Thierry Verbeeck est lauréat de l’appel à projet « Accompagnement des Ecritures Artistiques Contemporaines 2016 ». La réalité virtuelle vient bouleverser les frontières que l’on pensait tangibles entre l’espace numérique et notre quotidien. Thierry Verbeeck est parti de ce constat et utilise le procédé lenticulaire pour interroger cette propagation.

 

Ré-inverser le rapport entre réalité et numérique

Thierry Verbeeck s’intéresse à l’impact produit par le numérique dans notre société et développe sa démarche artistique autour de ce thème. Un des matériaux utilisé pour restituer son travail est l’impression lenticulaire. Le lenticulaire ? Tout le monde en avait, étant enfant. Sous forme de cartes, règles, pogs, etc… Pour être plus précis, c’est une impression au dos d’une feuille de plexi glace rayée permettant d’afficher plusieurs images, le tout sans électricité. L’objet créé ainsi du mouvement, une progression, un changement…

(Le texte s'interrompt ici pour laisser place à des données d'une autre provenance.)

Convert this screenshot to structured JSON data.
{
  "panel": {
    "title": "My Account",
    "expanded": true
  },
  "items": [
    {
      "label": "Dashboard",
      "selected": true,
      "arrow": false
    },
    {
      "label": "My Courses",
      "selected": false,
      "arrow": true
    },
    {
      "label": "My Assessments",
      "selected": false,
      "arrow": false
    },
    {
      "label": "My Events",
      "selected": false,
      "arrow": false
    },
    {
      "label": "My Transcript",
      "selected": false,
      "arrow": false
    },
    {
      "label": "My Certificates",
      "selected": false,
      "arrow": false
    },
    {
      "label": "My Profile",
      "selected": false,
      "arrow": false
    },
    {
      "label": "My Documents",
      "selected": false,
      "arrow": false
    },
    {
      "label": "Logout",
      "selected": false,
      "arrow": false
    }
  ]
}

Le lenticulaire est un procédé qui ne nécessite pas d’être alimenté en électricité. Les personnes, en circulant devant l’œuvre, activent son mouvement. C’est pourquoi l’installation prend tout son sens dans l’espace public. Les codes numériques, rendus autonomes de leur alimentation, deviennent dépendant du quotidien des passants.

L’artiste belge a souhaité reproduire l’effet pixélisé du temps de chargement sur le Street View de Google. En plein Strasbourg, comme si les rues se téléchargeaient sous nos yeux. Son projet Mur de Lenticulaires « saisit, selon ses termes, le caractère propre au numérique pour le transposer au monde réel ». Le passant se perd entre deux univers et se trouve poussé à la réflexion suivante : de quel côté de l’écran est-ce que je suis ?

Du nouveau en résidence

Après plusieurs changements de lieu et de méthode, Thierry Verbeeck semble enfin réussir son pari. Le porteur du projet, devenu habitué aux résidences, a beaucoup appris au contact des autres artistes côtoyés au Shadok. Il se voit même très impatient d’installer son lenticulaire place de la République. « L’année dernière, j’ai participé à une résidence qui a abouti sur le projet From Bits to Paper. C’était très enrichissant. Suite à cela, j’ai réalisé une série de gifs animés qui ont été imprimés avec la technique du lenticulaire. Les résidences de cette année vont beaucoup plus loin. Je redécouvre le matériau. J’ai même l’opportunité de le tester dans un espace public en extérieur. »

Au départ, il était question de se servir d’une façade de maison. Finalement, le lenticulaire reposera sur une structure autoportante installée au milieu du décor. Thierry reconnait une certaine évolution dans son travail, avec à titre d’exemple ce passage de la 2D à la 3D : « On prend plus qu’un mur, on prend une vue ! C’est bien plus riche que mes premières propositions de projet. »

« J’ai l’impression que c’est à moi d’aller vers le public »

Thierry n’a pas d’attente particulière du public strasbourgeois, c’est même tout l’inverse pour lui qui souhaite avant tout susciter de l’intérêt pour son projet, même donner envie de s’intéresser au numérique. Comme il le dit, « l’art est dans l’œil du public. Cette expérience est une manière pour moi de développer un nouveau type de travail, afin de mieux connaitre le lenticulaire. » Avec une certaine envie d’exporter son mur, Thierry Verbeeck se voit octroyé d’un devoir envers les passants : progresser dans sa maitrise du matériau et découvrir de nouvelles choses en résidence.

Vous pensiez que la matrice n’était qu’un concept obscur issu de la science-fiction ? Passez donc place de la République, à partir du 10 octobre 2017 et laissez-vous leurrer par ce décor où réalité et numérique se succéderont à chaque pas.